The Randomised Intervention Treatment of unstable Angina (RITA-3) found that non-ST-elevation myocardial infarction and unstable angina patients randomised to routine early arteriography experienced a lower rate of death or myocardial infarction than patients randomised to conservative therapy over a five year period of follow up. This paper uses data from the RITA-3 trial to compare the health service costs of the two strategies.


The resource use data included initial arteriography and revascularisation procedures in the early intervention group and subsequently in both groups; in-patient days in hospital for any reason in the first year of follow-up; incidence of myocardial infarction; and cardiac medication.

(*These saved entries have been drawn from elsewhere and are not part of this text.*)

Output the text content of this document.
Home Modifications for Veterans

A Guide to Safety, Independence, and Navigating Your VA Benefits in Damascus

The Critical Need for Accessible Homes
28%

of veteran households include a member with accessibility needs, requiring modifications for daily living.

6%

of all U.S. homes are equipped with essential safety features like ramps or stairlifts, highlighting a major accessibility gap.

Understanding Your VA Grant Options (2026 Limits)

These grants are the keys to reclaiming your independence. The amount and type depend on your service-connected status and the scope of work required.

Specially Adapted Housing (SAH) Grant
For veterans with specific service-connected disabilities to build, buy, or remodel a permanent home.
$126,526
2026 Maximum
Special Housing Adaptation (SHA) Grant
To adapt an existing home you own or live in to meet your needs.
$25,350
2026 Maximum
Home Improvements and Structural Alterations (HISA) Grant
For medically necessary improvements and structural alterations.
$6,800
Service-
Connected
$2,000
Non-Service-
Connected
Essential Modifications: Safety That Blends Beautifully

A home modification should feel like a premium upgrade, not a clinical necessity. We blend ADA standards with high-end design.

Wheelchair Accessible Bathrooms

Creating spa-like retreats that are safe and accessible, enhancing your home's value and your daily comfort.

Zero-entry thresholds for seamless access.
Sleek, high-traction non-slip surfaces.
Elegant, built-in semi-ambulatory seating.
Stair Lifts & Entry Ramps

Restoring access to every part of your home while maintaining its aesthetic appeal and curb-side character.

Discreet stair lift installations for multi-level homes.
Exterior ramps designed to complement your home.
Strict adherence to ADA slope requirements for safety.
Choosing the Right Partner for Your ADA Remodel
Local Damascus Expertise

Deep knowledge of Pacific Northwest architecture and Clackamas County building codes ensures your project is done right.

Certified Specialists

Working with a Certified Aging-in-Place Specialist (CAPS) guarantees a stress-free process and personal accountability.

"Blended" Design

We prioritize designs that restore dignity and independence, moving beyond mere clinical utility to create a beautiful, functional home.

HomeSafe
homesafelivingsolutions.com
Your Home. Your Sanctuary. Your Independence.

After five years, the early intervention arm accrued a total mean cost of pound sterling 11,340 (euro 15,592) and the conservative arm a mean of pound sterling 9749(euro 13,405), an additional mean cost in the intervention arm of pound sterling 1591 (95% CI pound sterling 851 to pound sterling 2276) (euro 2188; 95%CI euro 1160 to euro 3228). On average, costs increased with age and were higher in male patients and in patients with severe angina. However, the incremental cost of the intervention strategy was consistent across different patient sub-groups.


Over a period of 5 years, the initial additional cost of a strategy of early intervention is only partially offset by subsequent interventions in patients managed conservatively.